The Michigan Uniform Fraudulent Transfer Act (“MUFTA”) was designed to prevent creditors from transferring their property in bad faith before creditors could reach it. The Michigan Court of Appeals in
Bentley Terrace Dillard v. Mark E. Schlussel, No. 315485, held that a debtor’s transfer of assets for the purpose of paying the debtor’s ordinary household expenses does not immunize the transfers from challenge under the MUFTA.
Mark Schlussel, a Michigan attorney, owed Bentley Terrace Dillard a substantial judgment as a result of a failed investment in an LLC the two funded, for which both pledged personal guarantees. When the LLC closed its doors in 2004, Dillard paid off the entire line of credit and sued Schlussel for his share. In 2008, a jury awarded Dillard a substantial judgment and the Arizona Court of Appeals affirmed. In 2009, the Oakland Circuit Court domesticated the Arizona judgment, which by then exceeded $500,000.
During the time Schlussel and Dillard’s LLC was failing, Schlussel also owned a company called M & A Enterprises. This company received deposits, but had no assets, no contracts, and no receivables. Schlussel listed this company on his application for the LLC’s line of credit. In 2004, however, Schlussel conveyed M & A to his wife, receiving no consideration for the transfer. Dillard’s complaint alleges that from 2004-2009 Schlussel transferred large amounts of money to M & A accounts held by his wife. It was further alleged Schlussel fraudulently transferred the cash value of a life insurance policy to his wife. In 2010, Schlussel also stopped depositing his law firm draw checks into his checking account after Dillard garnished that account. Instead, he endorsed checks to his wife who deposited the checks into her personal account or accounts held by M & A.
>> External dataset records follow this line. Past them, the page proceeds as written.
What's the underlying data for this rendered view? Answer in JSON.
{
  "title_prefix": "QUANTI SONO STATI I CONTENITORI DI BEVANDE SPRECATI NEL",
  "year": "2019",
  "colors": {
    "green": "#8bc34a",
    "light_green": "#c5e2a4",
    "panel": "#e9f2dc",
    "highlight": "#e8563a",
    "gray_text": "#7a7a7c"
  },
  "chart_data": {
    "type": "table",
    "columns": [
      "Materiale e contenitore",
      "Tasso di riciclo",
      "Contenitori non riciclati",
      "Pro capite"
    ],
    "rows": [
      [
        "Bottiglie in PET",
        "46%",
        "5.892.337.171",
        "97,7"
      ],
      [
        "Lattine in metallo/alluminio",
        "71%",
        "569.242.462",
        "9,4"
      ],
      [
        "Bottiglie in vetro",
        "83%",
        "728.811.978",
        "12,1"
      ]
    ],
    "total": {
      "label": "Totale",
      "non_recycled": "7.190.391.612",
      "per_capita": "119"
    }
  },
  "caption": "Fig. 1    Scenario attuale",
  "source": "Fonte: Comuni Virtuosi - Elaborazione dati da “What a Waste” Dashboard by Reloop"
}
Under MUFTA’s applicable statute of limitations, the circuit court granted summary disposition of all claims for transfers occurring more than six years before the filing of Dillard’s complaint. The circuit court then granted summary disposition of the remaining claims, stating that funds transferred from Schlussel to his wife are exempt from MUFTA claims because they were used to pay household expenses. The Court of Appeals upheld the grant of summary disposition of all claims falling outside of the Act’s six year statute of limitations, but reversed and remanded the remaining claims holding that the applicable question under the act was whether the Schlussels used the transferred funds to pay
reasonable expenses and whether those expenditures constitute
reasonably equivalent value for the transfers, which must be decided at trial.